Corporate governance, ethical practices in business and a strong financial control system are the pillars of the sustainability of any organization. Failing in any of these aspects may lead to the demise of the business. This is what happened with many fast growing organizations. The management of fast growing organizations neglects these aspects and ends up ruining the business. To cover up the loopholes, they fudge the accounting data and try to come out of the dark when it is too late. In the end, the world comes to know about the mistakes and list of accounting frauds. This is what happened with One.Tel, an Australian Telecommunication service provider. We will discuss the problems faced by the organization and the possible causes of the problems.

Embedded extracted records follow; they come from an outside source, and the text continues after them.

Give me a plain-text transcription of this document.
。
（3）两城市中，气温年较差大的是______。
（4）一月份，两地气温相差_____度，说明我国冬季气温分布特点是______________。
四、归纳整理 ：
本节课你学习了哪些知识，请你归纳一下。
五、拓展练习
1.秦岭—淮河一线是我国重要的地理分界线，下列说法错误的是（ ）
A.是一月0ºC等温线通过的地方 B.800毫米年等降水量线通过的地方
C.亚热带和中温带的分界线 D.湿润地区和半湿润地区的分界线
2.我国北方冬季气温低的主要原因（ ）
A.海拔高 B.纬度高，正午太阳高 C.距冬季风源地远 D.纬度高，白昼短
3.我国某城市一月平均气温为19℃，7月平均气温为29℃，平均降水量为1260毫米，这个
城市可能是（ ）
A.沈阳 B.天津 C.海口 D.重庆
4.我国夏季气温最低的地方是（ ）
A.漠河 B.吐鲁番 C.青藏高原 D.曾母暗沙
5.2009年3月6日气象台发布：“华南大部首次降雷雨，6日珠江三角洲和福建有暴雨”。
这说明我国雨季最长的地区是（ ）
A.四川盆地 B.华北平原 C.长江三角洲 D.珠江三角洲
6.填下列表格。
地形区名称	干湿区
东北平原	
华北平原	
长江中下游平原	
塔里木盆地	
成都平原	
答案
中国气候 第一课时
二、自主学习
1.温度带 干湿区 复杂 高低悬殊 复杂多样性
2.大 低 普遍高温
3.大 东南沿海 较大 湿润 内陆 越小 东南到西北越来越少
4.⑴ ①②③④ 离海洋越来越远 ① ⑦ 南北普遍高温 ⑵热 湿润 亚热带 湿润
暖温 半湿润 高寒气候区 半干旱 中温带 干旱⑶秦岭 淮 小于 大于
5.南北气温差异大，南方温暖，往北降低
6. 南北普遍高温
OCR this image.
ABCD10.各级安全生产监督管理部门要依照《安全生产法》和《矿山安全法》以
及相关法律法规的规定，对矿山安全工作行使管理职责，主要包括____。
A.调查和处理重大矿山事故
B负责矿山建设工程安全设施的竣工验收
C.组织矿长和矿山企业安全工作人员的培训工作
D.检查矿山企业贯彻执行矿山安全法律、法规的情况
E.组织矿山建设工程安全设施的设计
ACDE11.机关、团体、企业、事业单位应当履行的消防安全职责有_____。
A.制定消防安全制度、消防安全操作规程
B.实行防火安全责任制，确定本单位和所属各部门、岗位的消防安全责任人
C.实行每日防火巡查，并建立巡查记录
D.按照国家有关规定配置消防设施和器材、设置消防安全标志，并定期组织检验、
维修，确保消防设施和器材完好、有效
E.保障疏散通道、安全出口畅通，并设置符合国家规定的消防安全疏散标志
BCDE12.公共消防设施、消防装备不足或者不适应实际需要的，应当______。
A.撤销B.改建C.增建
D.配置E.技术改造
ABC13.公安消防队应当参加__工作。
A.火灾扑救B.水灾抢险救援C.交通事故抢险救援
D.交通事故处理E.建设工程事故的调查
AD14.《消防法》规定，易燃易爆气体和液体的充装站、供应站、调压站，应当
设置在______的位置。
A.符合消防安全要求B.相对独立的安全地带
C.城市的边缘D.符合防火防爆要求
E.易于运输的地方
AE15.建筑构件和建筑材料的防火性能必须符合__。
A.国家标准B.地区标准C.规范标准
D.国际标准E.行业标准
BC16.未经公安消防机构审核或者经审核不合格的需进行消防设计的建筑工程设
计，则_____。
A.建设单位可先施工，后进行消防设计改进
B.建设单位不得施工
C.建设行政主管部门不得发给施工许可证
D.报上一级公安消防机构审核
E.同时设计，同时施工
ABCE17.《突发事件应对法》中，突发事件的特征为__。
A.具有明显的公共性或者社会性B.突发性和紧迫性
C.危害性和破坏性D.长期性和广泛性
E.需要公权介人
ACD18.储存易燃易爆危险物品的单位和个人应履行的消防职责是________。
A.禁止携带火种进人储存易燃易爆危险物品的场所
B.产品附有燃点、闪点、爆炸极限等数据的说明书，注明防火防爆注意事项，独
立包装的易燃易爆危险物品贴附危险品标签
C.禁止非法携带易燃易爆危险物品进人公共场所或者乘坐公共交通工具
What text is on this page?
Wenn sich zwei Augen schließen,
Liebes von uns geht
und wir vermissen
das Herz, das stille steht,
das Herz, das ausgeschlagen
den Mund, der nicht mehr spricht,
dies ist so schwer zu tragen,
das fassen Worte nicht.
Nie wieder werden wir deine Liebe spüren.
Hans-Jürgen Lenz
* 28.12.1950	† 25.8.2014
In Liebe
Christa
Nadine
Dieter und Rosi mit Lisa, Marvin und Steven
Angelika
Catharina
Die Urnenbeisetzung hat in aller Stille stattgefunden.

ONE.TEL – Downfall of a big corporate
One.Tel Limited (OTL) was incorporated in 1995 with only business of reselling the telephone services of major telecommunication service provider, Optus. The business model was simple and straight forward as it was earning a fixed amount of money by giving a customer to the service provider company. After getting its hand on the industry, OTL decided to enter into the telecommunication industry by providing all the services on its own rather than just reselling it.The beginning was good and it was riding on the super fast growth. It was proving to be a very good decision to its shareholders and general public. But, the focus was more on doing more and more business rather than on doing the business right way. It was in 2000 when the problems started and it became known to public that the big giant is going to fall. The approach was aggressive, but without due diligence (Davies and Aston, 2011). Aggressiveness is good, but it has to be within the boundaries specified by the strong analysis of the situation.